19. Use Crowdsourcing to Control Inventory
ModCloth's Be the Buyer program lets customers go online and tell
the company exactly what products they want—before they've been
manufactured. Now the company can confidently gamble on what were once
risky items by securing the most valuable of opinions before taking the
plunge -- those of its customers.
20. Mine Your Data
What can start as a useful database of customer information can
become a slow or unresponsive monster when it grows to more than a
terabyte -- or about 1,000 gigabytes -- of data. Hadoop, an
open-source project, takes massive amounts of data, breaks it into
smaller chunks, and distributes the pieces across a cluster of computers.
It can track customer logs providing stores the ability to look for
shoppers who bought diapers six years ago and target them with
back-to-school promotions.
21. Advertise on Facebook
After initially eschewing social networks, more marketers are
looking to promote products and services on Facebook.

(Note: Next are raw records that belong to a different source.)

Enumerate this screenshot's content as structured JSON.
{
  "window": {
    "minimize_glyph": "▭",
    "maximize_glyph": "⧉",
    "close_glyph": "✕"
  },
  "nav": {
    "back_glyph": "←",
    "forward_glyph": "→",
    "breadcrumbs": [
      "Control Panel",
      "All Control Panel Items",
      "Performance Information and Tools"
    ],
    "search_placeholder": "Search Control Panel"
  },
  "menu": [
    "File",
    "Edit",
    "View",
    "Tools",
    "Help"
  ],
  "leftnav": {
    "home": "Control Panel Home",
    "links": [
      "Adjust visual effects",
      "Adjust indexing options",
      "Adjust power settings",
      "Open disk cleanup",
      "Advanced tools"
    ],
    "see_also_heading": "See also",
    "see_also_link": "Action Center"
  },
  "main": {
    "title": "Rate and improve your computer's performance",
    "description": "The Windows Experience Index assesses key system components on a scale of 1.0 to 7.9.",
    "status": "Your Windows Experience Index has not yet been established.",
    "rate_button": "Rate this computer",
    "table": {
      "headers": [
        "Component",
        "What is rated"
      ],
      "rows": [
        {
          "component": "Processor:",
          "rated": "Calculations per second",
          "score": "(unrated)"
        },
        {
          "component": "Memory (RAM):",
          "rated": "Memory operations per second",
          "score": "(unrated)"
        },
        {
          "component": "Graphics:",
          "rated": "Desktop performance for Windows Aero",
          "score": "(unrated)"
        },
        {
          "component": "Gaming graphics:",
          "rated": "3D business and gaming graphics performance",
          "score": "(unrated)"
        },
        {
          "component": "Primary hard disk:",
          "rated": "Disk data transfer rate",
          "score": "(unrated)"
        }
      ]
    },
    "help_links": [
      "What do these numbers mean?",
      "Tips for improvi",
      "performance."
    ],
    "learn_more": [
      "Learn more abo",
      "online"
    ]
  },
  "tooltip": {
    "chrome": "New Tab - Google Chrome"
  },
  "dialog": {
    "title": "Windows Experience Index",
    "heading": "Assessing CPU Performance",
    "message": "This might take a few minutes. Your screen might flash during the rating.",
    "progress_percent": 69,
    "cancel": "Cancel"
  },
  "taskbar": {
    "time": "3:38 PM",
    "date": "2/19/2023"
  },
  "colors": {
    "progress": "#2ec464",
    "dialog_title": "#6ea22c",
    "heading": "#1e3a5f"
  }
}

How can you make
sure your ad stands out among the site's status updates, party photos,
and comments? Choose your target, test your ad's among different
demographics, perform your own tracking with analytics programs like
Google Analytics and HitsLink, and come up with catchy slogans. Our
favorite: "Springtime is here. Time to get waxed."

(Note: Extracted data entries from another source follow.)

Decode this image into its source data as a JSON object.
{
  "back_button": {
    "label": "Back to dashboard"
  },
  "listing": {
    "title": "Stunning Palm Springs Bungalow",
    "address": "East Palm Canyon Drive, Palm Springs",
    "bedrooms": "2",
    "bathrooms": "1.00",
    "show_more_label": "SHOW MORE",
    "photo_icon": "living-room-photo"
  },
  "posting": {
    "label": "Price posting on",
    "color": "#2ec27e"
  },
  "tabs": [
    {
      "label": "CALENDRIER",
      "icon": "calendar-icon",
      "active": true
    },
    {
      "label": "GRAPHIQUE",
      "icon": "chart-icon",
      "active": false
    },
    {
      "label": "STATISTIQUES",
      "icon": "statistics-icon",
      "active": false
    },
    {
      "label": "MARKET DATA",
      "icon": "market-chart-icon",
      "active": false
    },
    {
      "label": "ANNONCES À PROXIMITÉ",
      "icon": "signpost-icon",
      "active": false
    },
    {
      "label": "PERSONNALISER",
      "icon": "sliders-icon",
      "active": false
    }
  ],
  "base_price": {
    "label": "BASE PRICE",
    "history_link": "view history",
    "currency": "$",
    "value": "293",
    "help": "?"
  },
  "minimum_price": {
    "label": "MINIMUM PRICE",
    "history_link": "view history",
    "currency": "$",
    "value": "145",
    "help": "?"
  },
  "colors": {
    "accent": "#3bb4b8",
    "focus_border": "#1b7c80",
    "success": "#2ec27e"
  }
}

22. Create Some Cool Viral Videos
By creating clever Web videos, companies like Smule and Kiva
Systems have been able to explain their technology to customers. "What
people seem to like about the videos is that they are clearly made by
the same people who make the app," says Smule Co-founder Ge Wang. "Our
wackiness and quirkiness show through."
23. Send Customer Coupons on Their Mobile Phones
Applications like Yowza and Foursquare let you send coupons to
customers' cell phones. Tasti D-Lite, the frozen-yogurt franchise,
rewards frequent customers who check in on Foursquare, for example. Did
we mention that these coupon programs are (for now) free to use?
24. Say Thank You More Often
Saying thank you for a job well done can pay huge dividends. A
recent survey by the International Association of Administrative
Professionals and OfficeTeam found that, while managers ranked
promotions and cash bonuses as the two most effective ways of
recognizing employee accomplishments, workers said they actually
preferred an in-person thank-you or having a job well done reported to
senior management.
25. Don't Forget to Take Care of Yourself
It's often hard to achieve work-life balance when you're running
an entrepreneurial company. But don't. "It's important to re-charge your
batteries," says cosmetics entrepreneur Bobbi Brown. Her routine
includes exercising in the morning, stealing a walk when she can,
stretching between meetings, yoga--and enjoying the occasional martini.